Смотрю на часы. Я должна встретиться за ужином с Романом, и меня бесит, что я до сих пор при мысли о нем испытываю тревогу. Мне будто снова одиннадцать лет. После нескольких трапез нам все также неловко, как и в первые дни после моего приезда.
— Сколько времени? — спрашивает Шон, стрельнув глазами в мою сторону.
— Еще рано.
— Куда-то спешишь?
— Нет, извини, просто дело в моем отце. — Я встревоженно вздыхаю. — Должна с ним поужинать.
— Но ужин еще нескоро.
— Верно, — произношу я так, что мой ответ больше похож на вопрос.
— Значит, сейчас ты свободна, здесь и со мной.
Я останавливаюсь и хмурю брови.
— А-га-а.
— Значит, ты и должна быть тут, со мной.
— Так и есть.
— Это вопрос?
— Нет. Я же с тобой.
— Но думаешь о своем отце.
— Ничего не могу с собой поделать.
— Уверена в этом?
Я хмурюсь.
— Это тест?
— Как поется в гимне: «Над землей свободных и домом храбрых», — бормочет Шон, на ходу качая головой.
— Да, и правда. — Я иду за ним. — К чему ты клонишь?
Шон снова поворачивается ко мне.
— Я про то, что это страна умственно ущербных, зависимых от электроники рабов, которым промыли мозги средствами массовой информации.
— Ты только что меня оскорбил. И, думаю, сильно.
— Извини, просто уточняю. Зачем тратить текущее время на беспокойство о будущем?
— Текущее время?
— Это единственно важная мера времени. Время само по себе невидимая линия, мерило, которое придумали люди. Ты и сама это знаешь. И хотя время помогает ориентироваться, но оно все же способно вызвать дикий стресс, потому что ты позволяешь ему собой управлять.

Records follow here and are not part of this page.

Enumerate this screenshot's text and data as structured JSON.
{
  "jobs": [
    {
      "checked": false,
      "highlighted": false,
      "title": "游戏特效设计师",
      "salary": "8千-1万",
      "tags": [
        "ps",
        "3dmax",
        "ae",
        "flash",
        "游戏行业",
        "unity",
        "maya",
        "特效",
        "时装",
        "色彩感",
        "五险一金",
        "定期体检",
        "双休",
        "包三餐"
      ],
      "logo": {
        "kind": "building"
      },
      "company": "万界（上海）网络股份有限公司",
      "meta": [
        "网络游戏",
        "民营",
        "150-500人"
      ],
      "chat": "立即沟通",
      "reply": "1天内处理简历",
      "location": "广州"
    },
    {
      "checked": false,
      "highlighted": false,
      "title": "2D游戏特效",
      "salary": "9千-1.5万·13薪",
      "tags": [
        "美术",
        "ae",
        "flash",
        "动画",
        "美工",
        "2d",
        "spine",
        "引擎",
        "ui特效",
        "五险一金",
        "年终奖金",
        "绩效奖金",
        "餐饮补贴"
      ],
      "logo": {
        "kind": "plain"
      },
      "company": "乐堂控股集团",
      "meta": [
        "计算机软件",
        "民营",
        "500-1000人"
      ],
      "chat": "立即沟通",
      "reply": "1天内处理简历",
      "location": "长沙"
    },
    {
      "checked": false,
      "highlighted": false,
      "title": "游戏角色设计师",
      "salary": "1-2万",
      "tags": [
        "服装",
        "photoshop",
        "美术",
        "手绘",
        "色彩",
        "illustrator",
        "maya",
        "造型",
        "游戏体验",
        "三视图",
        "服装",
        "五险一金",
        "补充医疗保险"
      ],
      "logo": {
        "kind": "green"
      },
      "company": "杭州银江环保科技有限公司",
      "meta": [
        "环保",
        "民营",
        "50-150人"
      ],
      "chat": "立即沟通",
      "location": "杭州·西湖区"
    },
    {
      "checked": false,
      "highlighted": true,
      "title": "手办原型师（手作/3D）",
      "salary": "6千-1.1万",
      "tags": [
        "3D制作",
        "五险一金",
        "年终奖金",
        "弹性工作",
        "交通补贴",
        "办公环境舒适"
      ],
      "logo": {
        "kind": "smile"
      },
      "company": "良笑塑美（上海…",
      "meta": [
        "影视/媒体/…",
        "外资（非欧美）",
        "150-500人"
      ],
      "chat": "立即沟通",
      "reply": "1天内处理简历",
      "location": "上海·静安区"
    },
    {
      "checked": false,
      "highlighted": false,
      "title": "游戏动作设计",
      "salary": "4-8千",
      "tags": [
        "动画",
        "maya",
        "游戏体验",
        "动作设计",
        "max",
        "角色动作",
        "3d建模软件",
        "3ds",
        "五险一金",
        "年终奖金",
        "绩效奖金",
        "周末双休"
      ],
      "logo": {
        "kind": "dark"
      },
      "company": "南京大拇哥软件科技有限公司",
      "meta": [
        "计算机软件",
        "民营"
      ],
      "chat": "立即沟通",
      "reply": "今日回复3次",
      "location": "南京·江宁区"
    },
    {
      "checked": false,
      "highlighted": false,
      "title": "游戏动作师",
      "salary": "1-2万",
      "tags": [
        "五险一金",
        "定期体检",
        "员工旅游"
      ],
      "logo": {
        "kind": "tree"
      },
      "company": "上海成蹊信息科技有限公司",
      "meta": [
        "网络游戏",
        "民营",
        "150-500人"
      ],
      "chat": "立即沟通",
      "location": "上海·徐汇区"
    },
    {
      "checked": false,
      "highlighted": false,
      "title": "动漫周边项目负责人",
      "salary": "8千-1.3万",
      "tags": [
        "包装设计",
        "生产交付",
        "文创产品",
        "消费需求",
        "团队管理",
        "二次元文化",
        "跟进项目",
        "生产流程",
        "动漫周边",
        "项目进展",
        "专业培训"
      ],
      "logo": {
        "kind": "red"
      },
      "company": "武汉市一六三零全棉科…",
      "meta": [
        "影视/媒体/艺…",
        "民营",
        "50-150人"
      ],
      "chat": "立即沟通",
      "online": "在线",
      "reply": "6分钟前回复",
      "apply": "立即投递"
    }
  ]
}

Даже не смею опровергнуть его правоту. Мысли об ужине с Романом портят мне времяпровождение с Шоном.
— Ладно, извини.
— Не извиняйся. Просто не давай времени властвовать над тобой. Настоящее — это настоящее, будущее тоже когда-нибудь станет настоящим. Не будь рабом, помешавшимся из-за попыток подогнать себя под время. Настоящее — единственное, что тебе подвластно, но даже так это всего лишь иллюзия.
— Странный ты человек, — смеюсь я и качаю головой.
— Возможно. Или, возможно, всем уже нахрен пора очнуться и освободиться от коммерческого строя. Но люди не перестанут это делать, потому что им слишком удобно в своих пуховых одеялках, купленных через рекламу в «Инстаграме».
— А теперь ты намекаешь, что я слишком удобно устроилась?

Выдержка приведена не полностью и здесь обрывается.